Şirketlere sermayeyi uyarlama zorunluluğu
- Bilindiği gibi 25 Kasım 2023 günlü Resmi Gazete’de yayımlanan 24.11.2023 tarih ve 7887 sayılı Cumhurbaşkanı Kararı ile Türk Ticaret Kanunu’nda anonim şirketler için belirlenmiş asgari esas sermaye tutarı 250 bin TL’ye (kayıtlı sermaye sistemini kabul etmiş bulunan halka açık olmayan şirketler için 500 bin TL’ye), limitet şirketlerde ise asgari esas sermaye tutarı 50 bin TL’ye yükseltilmişti. Bu yeni asgari sermaye tutarlarının ancak kararın yürürlüğe girdiği tarihten sonra (1.1.2024) kurulacak şirketlere uygulanabileceğini, kanunda mevcut şirketlerin artırılan yeni tutarlara uyumunu zorunlu kılan bir düzenleme olmadığını 28 Kasım ve 12 Aralık günlü köşe yazılarımda belirtmiştim. Nitekim Ticaret Bakanlığı da daha sonra bu yönde görüş açıklamıştı. Şimdi bu Torba Kanun’la, 1.1.2024’ten önce kurulmuş ve sermayesi Cumhurbaşkanı’nca belirlenen tutarın altında kalmış olan sermaye şirketlerine, sermayelerini 31.12.2026 tarihine kadar yeni asgari sermaye tutarlarına yükseltme yükümlülüğü getirilmektedir. Ticaret Bakanlığı’na da bu süreyi uzatma yetkisi verilmektedir. Bu tarihe kadar sermaye artırımının yapılmaması halinde, şirket infisah etmiş kabul edilecektir. Şirketlerin bu sermaye artırımını kolaylıkla yapabilmeleri için teklifle, bu maksatla yapılacak genel kurul toplantılarında toplantı nisabının aranmayacağı ve kararların toplantıya katılanların oy çokluğuyla alınacağı ve imtiyaz haklarının bu konuda kullanılamayacağı öngörülmektedir.

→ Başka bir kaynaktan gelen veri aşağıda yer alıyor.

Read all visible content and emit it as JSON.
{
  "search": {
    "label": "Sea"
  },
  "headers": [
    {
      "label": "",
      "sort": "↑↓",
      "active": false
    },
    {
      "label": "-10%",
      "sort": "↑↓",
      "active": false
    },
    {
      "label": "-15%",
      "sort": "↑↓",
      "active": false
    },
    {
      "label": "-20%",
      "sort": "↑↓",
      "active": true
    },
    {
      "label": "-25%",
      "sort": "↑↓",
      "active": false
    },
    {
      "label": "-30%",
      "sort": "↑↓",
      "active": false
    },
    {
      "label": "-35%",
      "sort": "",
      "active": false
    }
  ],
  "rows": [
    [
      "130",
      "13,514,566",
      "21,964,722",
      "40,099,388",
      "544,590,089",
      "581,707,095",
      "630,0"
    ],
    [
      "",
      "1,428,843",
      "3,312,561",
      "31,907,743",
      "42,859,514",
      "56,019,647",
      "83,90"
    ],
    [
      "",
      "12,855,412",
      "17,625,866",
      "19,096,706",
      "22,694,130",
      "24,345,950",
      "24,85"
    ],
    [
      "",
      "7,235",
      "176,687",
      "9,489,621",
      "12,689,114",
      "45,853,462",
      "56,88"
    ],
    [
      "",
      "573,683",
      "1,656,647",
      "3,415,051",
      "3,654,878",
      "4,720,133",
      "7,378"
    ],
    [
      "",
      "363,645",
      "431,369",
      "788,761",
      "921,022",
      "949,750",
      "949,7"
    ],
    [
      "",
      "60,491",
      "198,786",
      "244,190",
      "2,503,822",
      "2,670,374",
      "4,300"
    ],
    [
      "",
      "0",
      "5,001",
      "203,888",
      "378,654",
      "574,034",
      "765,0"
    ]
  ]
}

Öte yandan kayıtlı sermaye sistemini kabul etmiş şirketlerin çıkarılmış sermayelerinin yeni asgari sermaye tutarının (250 bin TL) üzerinde olması koşulu ile kayıtlı başlangıç sermayeleri ile çıkarılmış sermayelerini 500 bin TL’ye yükseltmedikleri takdirde infisah etmiş sayılmayacaklar, sadece kayıtlı sermaye sisteminden çıkmış kabul edileceklerdir.
Keşke bu kanun teklifiyle, şirketler dünyasına biraz daha ciddiyet getirebilmek için bu asgari tutarlar biraz daha yükseltilseydi, Cumhurbaşkanı’na verilen artırım yetkisi yenilenseydi ve Cumhurbaşkanı’na asgari sermayeleri her yeniden belirleyişinde mevcut şirketlere de uygulatma yetkisi verilseydi.